Jan Urban (born 27 March 1951) is a Czech journalist, lecturer and former politician. He is known for leading the Civic Forum movement to victory in 1990 Czechoslovak parliamentary election, the first free elections in Czechoslovakia in 44 years.

==Life and career==
Urban was born on 27 March 1951 in Hradec Králové, Czechoslovakia. He graduated from Charles University in 1974 with a degree in philosophy and history. He worked as a high school teacher until being removed due to refusing to sign a collective statement condemning Charter 77. He subsequently worked as a horse trainer and bricklayer, as well as a journalist with Radio Free Europe, and founded the underground East European Information Agency.

Urban participated in the 17 November 1989 demonstrations that began the Velvet Revolution, and subsequently helped start the students' and theater workers' strikes.
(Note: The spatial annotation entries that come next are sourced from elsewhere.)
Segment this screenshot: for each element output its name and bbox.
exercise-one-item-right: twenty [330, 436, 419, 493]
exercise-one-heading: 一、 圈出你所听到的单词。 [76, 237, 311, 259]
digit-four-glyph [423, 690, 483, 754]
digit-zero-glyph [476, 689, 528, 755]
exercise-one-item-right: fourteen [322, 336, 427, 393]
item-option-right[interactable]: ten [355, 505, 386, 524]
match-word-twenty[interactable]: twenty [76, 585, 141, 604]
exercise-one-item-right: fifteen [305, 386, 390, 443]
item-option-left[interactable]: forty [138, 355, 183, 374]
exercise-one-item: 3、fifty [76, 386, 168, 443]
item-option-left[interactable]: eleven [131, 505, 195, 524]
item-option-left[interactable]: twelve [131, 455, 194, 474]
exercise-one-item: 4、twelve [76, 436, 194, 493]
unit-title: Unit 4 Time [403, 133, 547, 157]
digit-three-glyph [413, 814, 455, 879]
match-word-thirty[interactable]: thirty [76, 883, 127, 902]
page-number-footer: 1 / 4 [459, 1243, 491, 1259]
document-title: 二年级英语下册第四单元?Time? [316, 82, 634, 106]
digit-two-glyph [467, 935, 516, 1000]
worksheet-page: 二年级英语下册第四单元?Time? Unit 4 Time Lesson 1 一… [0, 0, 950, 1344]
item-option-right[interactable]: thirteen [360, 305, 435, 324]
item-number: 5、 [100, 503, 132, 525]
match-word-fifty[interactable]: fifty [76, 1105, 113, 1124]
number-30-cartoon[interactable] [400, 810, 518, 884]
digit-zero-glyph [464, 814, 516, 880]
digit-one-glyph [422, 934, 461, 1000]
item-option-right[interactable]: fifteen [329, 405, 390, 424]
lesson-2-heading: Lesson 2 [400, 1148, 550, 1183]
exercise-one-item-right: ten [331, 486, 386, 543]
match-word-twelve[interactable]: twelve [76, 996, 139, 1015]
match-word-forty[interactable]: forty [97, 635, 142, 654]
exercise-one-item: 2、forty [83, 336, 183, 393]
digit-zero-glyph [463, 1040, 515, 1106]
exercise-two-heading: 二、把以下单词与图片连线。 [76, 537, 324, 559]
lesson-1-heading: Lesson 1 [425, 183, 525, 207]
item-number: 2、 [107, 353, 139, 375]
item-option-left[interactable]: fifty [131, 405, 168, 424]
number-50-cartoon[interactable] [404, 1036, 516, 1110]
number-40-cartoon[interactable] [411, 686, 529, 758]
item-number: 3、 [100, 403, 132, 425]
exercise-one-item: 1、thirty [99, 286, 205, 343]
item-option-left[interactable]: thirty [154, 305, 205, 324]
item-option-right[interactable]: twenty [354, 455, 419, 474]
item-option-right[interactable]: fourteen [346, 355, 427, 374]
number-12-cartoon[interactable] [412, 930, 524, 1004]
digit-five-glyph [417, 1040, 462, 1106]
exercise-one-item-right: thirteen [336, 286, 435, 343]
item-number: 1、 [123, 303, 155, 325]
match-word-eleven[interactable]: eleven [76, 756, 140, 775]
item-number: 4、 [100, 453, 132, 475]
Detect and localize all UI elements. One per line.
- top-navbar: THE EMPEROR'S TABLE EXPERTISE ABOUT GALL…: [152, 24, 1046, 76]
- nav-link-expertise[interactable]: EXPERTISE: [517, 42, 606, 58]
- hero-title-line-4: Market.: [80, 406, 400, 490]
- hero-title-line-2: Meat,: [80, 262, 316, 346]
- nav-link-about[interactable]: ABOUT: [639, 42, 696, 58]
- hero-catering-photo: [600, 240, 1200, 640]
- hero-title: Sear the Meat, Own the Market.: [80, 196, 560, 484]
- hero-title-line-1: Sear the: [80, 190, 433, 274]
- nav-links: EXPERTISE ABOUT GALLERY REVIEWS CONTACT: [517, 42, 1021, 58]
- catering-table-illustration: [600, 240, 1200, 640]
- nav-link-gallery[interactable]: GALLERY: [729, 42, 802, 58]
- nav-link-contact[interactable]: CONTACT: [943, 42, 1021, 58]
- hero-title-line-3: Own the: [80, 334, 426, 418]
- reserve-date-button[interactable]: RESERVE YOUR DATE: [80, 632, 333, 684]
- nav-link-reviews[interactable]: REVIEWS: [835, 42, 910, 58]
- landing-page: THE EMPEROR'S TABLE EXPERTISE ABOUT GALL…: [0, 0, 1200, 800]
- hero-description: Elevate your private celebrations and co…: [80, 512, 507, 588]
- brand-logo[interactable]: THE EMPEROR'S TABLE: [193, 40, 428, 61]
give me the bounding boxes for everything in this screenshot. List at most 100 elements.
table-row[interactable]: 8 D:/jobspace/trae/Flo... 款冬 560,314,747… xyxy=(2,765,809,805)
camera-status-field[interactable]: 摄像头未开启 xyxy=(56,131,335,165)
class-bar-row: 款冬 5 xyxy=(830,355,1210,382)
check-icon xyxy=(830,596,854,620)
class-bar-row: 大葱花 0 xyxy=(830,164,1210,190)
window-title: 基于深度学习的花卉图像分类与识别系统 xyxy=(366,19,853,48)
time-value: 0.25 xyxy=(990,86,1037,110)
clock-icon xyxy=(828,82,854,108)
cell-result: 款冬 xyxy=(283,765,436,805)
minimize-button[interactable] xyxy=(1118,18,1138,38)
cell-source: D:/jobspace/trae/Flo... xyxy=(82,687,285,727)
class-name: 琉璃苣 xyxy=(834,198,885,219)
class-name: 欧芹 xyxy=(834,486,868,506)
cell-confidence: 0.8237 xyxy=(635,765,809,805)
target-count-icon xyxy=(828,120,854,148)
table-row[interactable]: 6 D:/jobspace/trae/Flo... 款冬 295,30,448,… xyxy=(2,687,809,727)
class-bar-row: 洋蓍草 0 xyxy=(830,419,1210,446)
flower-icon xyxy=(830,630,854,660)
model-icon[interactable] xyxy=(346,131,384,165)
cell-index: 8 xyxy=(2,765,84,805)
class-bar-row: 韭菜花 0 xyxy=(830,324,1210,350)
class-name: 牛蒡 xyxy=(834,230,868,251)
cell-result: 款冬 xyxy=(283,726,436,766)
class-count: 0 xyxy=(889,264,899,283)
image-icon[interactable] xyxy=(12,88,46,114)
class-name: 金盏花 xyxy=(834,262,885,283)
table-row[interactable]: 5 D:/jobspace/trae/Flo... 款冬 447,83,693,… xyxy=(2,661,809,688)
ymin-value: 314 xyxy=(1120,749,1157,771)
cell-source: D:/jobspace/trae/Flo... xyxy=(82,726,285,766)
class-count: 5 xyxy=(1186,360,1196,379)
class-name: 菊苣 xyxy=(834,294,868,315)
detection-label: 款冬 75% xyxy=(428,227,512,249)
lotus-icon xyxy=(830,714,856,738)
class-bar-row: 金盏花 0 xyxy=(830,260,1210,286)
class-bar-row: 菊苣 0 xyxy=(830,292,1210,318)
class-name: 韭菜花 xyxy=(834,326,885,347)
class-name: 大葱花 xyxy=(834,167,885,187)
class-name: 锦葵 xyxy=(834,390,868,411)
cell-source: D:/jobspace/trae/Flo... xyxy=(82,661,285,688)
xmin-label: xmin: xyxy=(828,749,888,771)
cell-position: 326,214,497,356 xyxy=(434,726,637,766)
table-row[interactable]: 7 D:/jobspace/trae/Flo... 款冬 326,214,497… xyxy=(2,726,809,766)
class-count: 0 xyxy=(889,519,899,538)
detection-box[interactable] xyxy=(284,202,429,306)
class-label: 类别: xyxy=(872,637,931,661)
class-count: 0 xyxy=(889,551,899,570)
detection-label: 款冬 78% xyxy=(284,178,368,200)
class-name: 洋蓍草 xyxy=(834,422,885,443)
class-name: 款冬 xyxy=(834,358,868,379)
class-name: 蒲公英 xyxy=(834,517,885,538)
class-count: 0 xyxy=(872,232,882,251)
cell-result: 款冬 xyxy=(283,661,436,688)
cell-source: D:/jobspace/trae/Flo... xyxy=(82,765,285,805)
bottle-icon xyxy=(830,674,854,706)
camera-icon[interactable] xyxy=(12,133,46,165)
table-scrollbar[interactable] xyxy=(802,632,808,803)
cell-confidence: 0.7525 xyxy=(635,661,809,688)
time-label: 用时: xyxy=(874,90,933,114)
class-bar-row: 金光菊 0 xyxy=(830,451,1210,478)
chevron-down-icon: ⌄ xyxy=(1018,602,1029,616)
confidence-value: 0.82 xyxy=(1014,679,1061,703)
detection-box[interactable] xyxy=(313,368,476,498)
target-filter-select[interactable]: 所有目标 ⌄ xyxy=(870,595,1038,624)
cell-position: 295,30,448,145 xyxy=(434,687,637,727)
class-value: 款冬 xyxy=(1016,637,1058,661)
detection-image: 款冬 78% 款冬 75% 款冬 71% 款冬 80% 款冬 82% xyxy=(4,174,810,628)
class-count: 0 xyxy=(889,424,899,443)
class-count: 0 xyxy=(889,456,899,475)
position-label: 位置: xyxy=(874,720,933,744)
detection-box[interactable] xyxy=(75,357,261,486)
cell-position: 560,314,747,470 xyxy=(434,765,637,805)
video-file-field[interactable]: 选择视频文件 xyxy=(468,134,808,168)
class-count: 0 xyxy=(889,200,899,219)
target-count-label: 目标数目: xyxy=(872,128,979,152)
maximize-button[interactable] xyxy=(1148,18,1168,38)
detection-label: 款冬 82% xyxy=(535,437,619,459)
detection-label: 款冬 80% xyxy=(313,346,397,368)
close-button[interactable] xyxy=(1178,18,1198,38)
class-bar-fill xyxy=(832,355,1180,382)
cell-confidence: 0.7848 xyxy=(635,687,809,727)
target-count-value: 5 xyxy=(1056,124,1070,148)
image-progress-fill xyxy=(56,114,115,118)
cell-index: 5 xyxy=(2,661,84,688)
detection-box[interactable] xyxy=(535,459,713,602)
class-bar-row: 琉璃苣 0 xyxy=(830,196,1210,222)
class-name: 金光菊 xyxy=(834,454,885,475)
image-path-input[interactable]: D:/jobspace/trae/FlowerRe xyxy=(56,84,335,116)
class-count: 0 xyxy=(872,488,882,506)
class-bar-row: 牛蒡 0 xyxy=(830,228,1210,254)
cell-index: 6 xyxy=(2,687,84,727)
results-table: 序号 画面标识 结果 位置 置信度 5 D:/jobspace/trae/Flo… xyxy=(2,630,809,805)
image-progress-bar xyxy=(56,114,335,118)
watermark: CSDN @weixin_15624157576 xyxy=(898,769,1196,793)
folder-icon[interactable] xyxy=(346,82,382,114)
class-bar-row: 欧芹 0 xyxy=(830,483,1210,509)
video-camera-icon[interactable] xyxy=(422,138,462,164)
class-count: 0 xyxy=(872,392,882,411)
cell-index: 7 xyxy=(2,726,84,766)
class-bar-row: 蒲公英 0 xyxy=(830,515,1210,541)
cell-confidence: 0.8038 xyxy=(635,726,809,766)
He was a cofounder of Civic Forum, a movement which sought to overthrow the ruling Communist Party of Czechoslovakia, and worked closely with future president Václav Havel. Urban led Civic Forum in the 1990 Czechoslovak parliamentary election, which Civic Forum won with a large margin. He declined to become prime minister and resigned from politics the same year.

Afterwards, Urban continued to work as a journalist and lecturer. He is the author of three books and a play, and also shot a documentary.